I met them on their first day in Israel. Tamar Hazut had organized an art therapy session for the morning, and in the afternoon the group met with Israeli women who had close relatives murdered by terrorists.
It was no casual encounter. The two groups had been asked to choose music that in some way connected them to the loved one they had lost. "They will use the metaphor of music to express their feelings," Tamar explained. "If you come you will have to join in - sit in our circle and sing with us."
The American group was at first reluctant for me to be with them. They had learned to mistrust the way the press had manipulated and misquoted them. I tried to approach quietly, respectfully. The photographs I took were from behind, as they requested. In this article they remain heard and felt but anonymous.
I went in the failing light of Monday afternoon to Mishkenot. Candles of remembrance flickered in a corner of the room.
We sang together and we cried together. Why did I go? Not to retell here their personal stories of sadness but to understand why they came to Israel, what they found here, whether it helped in some way.
We sang many songs including "Amazing Grace," Bob Dylan's "Forever Young," John Lennon's "Imagine." We listened to stories of pain and loss - eloquently and courageously shared.
The Israeli women brought poems they had written, songs they had composed, and a beautiful, unforgettable, poignant dance by one religious woman, whose beseeching arms glided heavenwards asking the unanswerable.
There were books that had been written to preserve the memory of those who were so painfully missed. One of those books, published last week in English, now sits on my bookshelf. My Brother Was... written by Dr Elaine Hoter, is designed to help children who have experienced the death of a sibling. It is simply and movingly illustrated by clay models and depicts the feelings of a small child when his brother is suddenly taken from this world. The book was written by Elaine to help her own small son after his brother Gavriel, aged 17, was murdered by terrorists in 2002 while on kitchen duty at his yeshiva in Otniel.
The book comes with a CD of "the song that stops you being scared," explained Elaine.
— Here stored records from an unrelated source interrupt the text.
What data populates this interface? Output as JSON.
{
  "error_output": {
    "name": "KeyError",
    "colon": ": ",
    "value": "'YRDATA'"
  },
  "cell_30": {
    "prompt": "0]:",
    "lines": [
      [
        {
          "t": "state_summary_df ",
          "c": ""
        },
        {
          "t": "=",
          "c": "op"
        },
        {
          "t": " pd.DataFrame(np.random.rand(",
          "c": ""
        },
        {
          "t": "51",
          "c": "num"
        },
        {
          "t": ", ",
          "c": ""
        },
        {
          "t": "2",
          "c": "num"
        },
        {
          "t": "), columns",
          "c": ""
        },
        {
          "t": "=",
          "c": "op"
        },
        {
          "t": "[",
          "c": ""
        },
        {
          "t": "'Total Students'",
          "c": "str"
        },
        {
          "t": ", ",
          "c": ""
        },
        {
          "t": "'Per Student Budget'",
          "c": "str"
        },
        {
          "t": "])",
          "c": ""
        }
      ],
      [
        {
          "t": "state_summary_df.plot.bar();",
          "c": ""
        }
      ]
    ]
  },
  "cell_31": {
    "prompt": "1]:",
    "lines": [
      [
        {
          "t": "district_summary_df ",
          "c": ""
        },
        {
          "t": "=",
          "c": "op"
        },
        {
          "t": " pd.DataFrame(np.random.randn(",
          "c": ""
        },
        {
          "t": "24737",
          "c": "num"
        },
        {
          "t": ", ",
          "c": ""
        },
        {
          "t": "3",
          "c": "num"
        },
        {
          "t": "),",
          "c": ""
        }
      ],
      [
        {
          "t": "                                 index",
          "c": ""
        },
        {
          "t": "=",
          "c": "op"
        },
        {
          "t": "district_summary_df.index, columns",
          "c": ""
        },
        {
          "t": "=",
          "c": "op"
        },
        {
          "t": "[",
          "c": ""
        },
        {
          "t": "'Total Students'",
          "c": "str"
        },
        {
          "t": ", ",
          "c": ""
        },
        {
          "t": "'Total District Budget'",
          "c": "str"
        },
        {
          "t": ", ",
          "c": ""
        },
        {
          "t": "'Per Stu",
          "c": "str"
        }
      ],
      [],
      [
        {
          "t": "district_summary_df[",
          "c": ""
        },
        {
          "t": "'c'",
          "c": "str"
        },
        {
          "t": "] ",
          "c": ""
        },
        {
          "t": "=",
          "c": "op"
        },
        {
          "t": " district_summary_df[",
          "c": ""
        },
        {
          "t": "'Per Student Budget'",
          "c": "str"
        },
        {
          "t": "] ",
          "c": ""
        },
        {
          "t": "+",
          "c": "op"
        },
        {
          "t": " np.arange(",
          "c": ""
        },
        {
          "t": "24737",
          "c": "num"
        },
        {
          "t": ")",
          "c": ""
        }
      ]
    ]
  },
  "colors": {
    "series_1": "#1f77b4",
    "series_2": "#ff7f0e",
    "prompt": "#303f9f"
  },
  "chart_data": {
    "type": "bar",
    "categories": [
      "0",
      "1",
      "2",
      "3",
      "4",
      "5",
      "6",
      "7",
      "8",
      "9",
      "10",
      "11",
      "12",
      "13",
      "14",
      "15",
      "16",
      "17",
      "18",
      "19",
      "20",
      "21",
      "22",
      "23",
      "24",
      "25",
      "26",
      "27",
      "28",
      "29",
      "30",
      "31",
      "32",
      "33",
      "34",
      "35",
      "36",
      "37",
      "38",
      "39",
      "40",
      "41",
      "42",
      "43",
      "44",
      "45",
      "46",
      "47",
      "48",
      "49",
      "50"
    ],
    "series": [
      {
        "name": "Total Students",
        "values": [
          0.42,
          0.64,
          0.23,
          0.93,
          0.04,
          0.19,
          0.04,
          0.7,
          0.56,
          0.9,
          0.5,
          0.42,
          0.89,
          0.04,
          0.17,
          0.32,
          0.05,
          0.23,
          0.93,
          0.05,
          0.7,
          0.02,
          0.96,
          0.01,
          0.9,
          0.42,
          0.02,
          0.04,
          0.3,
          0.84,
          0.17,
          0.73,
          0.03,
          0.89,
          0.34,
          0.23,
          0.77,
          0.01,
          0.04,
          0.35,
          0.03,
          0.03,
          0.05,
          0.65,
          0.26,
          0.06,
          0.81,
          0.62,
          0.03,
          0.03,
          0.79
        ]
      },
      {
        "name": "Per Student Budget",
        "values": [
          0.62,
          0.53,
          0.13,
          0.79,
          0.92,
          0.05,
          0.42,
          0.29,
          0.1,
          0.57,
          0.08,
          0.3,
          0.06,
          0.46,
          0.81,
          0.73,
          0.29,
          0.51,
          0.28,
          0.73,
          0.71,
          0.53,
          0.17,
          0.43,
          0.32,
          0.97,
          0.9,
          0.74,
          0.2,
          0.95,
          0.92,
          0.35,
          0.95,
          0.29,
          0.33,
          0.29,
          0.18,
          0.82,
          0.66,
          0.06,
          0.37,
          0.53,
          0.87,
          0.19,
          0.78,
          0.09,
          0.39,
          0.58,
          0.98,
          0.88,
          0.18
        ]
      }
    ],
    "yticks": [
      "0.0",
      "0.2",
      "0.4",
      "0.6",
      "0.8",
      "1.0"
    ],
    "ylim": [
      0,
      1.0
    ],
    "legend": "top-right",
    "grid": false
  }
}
Psalm 23 is harmoniously sung by the Hoter family; a cello plays - representing Gavriel's "missing" voice. ( You can order a copy of the book and CD at www.gavriel.org.)
I heard later how the American group was so impressed by the way this, the most negative of experiences, was being channeled by Israelis into something positive and productive: writing books, poems, helping each other through support groups.
The rest of the week's program included visits to the Jewish-Arab village Neveh Shalom, Wahat-al-Salam; Yad Vashem; the Old City; a visit to Ein Gedi; a meeting with Sherri Mandell of the Koby Mandell Foundation; a trip to the Museum on the Seam; and a Shabbat visit to the Kol Haneshama congregation.
I caught up with the group on Friday morning, at the end of their visit to the Museum on the Seam. They were "overwhelmed" by the week.
They were especially affected by the way they could openly express their feelings in Israel and contrasted it with their experiences in America: "I don't tell people in New York that I go to the Healing Center... they don't want to know."
"People think I should have moved on."
"Other people don't even ask how I am... they are worried I might tell them how I really feel."
"In America people are embarrassed by my grief."
One member of the group is now thinking of coming on aliya to rebuild her life here. Her grown-up daughters are already beginning to establish new lives in Israel.
Rabbi Weintraub was especially moved by how the group's day in the Old City was a "truly spiritual experience" for many of them, even those who had not previously felt religiously connected to their Jewish heritage. He was also impressed how, throughout the week, as the group met with a whole range of different people, they had been able to "connect right away with everyone they met." Connection, he explained to me, was the essence of healing.
And then I thought about the meaning of "healing." Not curing and restoring to perfect health but making something easier to bear. It is through our connection with others that we give and find "nehama." The unbearable is slowly transformed so that the living can reclaim life.